Pension Fund down by $40B

TALLAHASSEE — The value of the state pension fund has plummeted by more than $40 billion since last year in light of an economic maelstrom that has caused the state's investments to greatly decrease in value.

Right now, the losses are on paper. But, financial advisers to the State Board of Administration, which manages the state pension fund, said Thursday that those losses could become very real very quickly if loans are defaulted on.

“We've been devastated,” said Rob Smith, senior financial officer for the SBA. “In a year we've wiped out what we've had in excess for ten years.”
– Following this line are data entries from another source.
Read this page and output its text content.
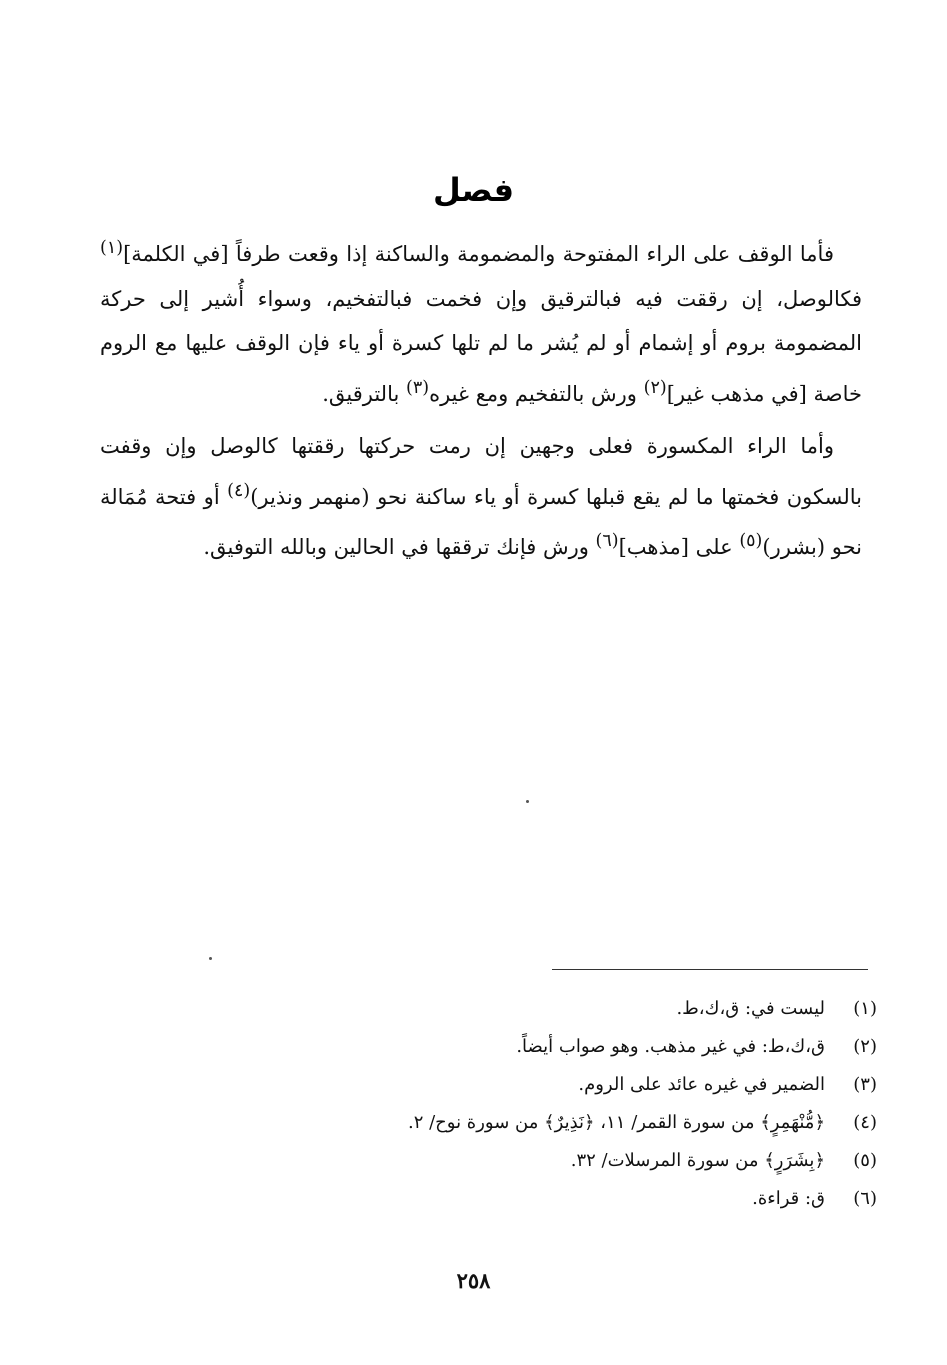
فصل

فأما الوقف على الراء المفتوحة والمضمومة والساكنة إذا وقعت طرفاً [في الكلمة]$^{(١)}$ فكالوصل، إن رققت فيه فبالترقيق وإن فخمت فبالتفخيم، وسواء أُشير إلى حركة المضمومة بروم أو إشمام أو لم يُشر ما لم تلها كسرة أو ياء فإن الوقف عليها مع الروم خاصة [في مذهب غير]$^{(٢)}$ ورش بالتفخيم ومع غيره$^{(٣)}$ بالترقيق.

وأما الراء المكسورة فعلى وجهين إن رمت حركتها رققتها كالوصل وإن وقفت بالسكون فخمتها ما لم يقع قبلها كسرة أو ياء ساكنة نحو (منهمر ونذير)$^{(٤)}$ أو فتحة مُمَالة نحو (بشرر)$^{(٥)}$ على [مذهب]$^{(٦)}$ ورش فإنك ترققها في الحالين وبالله التوفيق.

(١)ليست في: ق،ك،ط.
(٢)ق،ك،ط: في غير مذهب. وهو صواب أيضاً.
(٣)الضمير في غيره عائد على الروم.
(٤)﴿مُّنْهَمِرٍ﴾ من سورة القمر/ ١١، ﴿نَذِيرٌ﴾ من سورة نوح/ ٢.
(٥)﴿بِشَرَرٍ﴾ من سورة المرسلات/ ٣٢.
(٦)ق: قراءة.
٢٥٨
The value of the pension fund has dropped from $137.5 billion a year ago to $95.7 billion. As recently as the end of September, the SBA reported to Gov. Charlie Crist and the Cabinet that the Florida Retirement System stood at $114 billion.

Other funds, including the Lawton Chiles Endowment have also severely decreased in value. The value of the fund fell from $2.1 billion June 30 to $1.1 billion at the end of September.

The Chiles Endowment has been named as a possible source to plug a more than $2 billion hole in the state budget. But state Chief Financial Officer Alex Sink has expressed concern that using the fund would completely deplete it.

At a meeting of the SBA's Investment Advisory Council on Thursday, members expressed concern over the state's investments, but also acknowledged that the economy would ultimately recover. It's just unknown how long it will take. If the stocks come back, the value will go back up.

“I don't think that capitalism is dead,” said SBA executive director Ash Williams.

The situation is obviously the same elsewhere, with global credit markets having been battered for months and fears of a worldwide recession gripping equities markets.